I also assume that HTR is not utilized in situations that don't warrant a sizeable on-site staff, because if something is not insanely well protected, the delay of HTR response is going to be a huge factor. 99% of the time, a lightly defended objective will either be secured or long gone by the time HTR can be there. We're talking serious installations, to be both practical and worth the expense. This, I think, answers a number of your questions. I say 'good' security, in this situation, meaning staff and resources that can be reasonably expected to keep a very important and expensive target secure under most circumstances.
I am all about runners making tracks when things get violent. Seriously, there is no other option for a runner that wants to blow out the candles on his next soy-based birthday cake. Even if there is no such thing as HTR, normal corpsec can surround you and cut off escape if you take too long, and then you're done. My character's prologue involved a bad team that tried to stand and fight KE after a firefight in a bar, and he disguised himself as an injured bystander, took an ambulance ride, and bailed out en route. Never even asked if those guys survived, because screw that. The point being, you bail FAST when violence starts, and it's not just HTR you're avoiding.
Posted by: CanRay Aug 2 2011, 11:52 PM
Well, I have a Soldier, a Scout, an Engineer, a Medic, some sneaky guy that loves masks whose name I can't remember, and some pyromaniac.
Oh, and a Black Scottish Cyclops.
Posted by: Omenowl Aug 3 2011, 02:51 AM
The question is how long does an HRT take to arrive.
Drones and Spirits will probably arrive within 2 to 5 minutes. Drones will be located onsite and activated by an offsite spider. Spirits will be summoned by an offsite mage. These will be mostly to handle lower level threats such as gangers, anarchists, etc. Poorly organized and poorly armed groups. They will do the initial evaluation of the threat and alert the HRT.

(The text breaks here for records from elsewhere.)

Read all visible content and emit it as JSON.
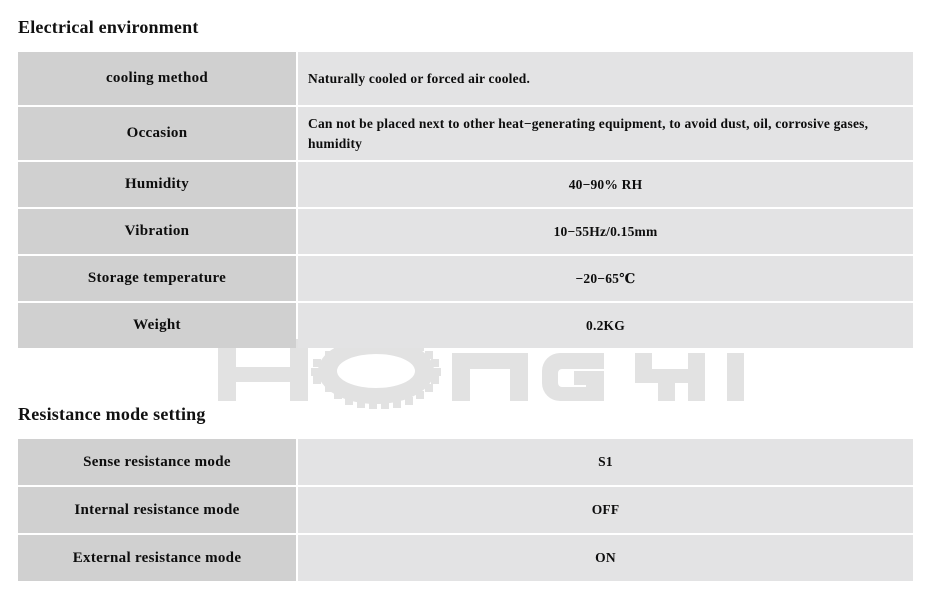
{
  "document": {
    "watermark": {
      "text_left": "HONG",
      "text_right": "YI",
      "logo_icon": "gear-icon",
      "color": "#e2e2e2"
    },
    "colors": {
      "label_cell_bg": "#d0d0d0",
      "value_cell_bg": "#e3e3e4",
      "page_bg": "#ffffff",
      "text": "#0d0d0d"
    }
  },
  "sections": [
    {
      "id": "electrical-environment",
      "heading": "Electrical environment",
      "rows": [
        {
          "label": "cooling method",
          "value": "Naturally cooled or forced air cooled.",
          "align": "left"
        },
        {
          "label": "Occasion",
          "value": "Can not be placed next to other heat−generating equipment, to avoid dust, oil, corrosive gases, humidity",
          "align": "left"
        },
        {
          "label": "Humidity",
          "value": "40−90% RH",
          "align": "center"
        },
        {
          "label": "Vibration",
          "value": "10−55Hz/0.15mm",
          "align": "center"
        },
        {
          "label": "Storage temperature",
          "value": "−20−65℃",
          "align": "center"
        },
        {
          "label": "Weight",
          "value": "0.2KG",
          "align": "center"
        }
      ]
    },
    {
      "id": "resistance-mode-setting",
      "heading": "Resistance mode setting",
      "rows": [
        {
          "label": "Sense resistance mode",
          "value": "S1",
          "align": "center"
        },
        {
          "label": "Internal resistance mode",
          "value": "OFF",
          "align": "center"
        },
        {
          "label": "External resistance mode",
          "value": "ON",
          "align": "center"
        }
      ]
    }
  ]
}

The team has to be alerted and activated. This would probably be determined by the entry method, the perceived threat, the onsite security, and criticality of the facility.
Once the team is alerted they will begin to assemble and suit up. I assume this is not a low level of security where they just throw on some clothes. They probably double check their equipment, make sure each piece of armor is properly fastened, etc. This could take 15 to 30 minutes just for the suiting up. Their time to actually assemble could vary from 5 minutes to 3 hours. Most teams will not sit around in a room waiting for an attack unless they have prior warning. Having a team onsite for 24 hours would probably have 4-5 full teams, which allows for rotations, leave, etc.
Once they are alerted they will be ready to go waiting for the word to activate. They will be contacting presidents, etc to determine the threat response. Do they capture or kill the assailants, what are acceptable civilian casualties, acceptable damage, etc. This maybe done in conjunction with travel time if they are activated. Most HRT teams will travel by helicopter only to avoid traffic, obstacles, etc. It also gives them an opportunity for the freedom of movement, observation, multiple entry points, etc. Figure 1 minute per 2km of distance travelled.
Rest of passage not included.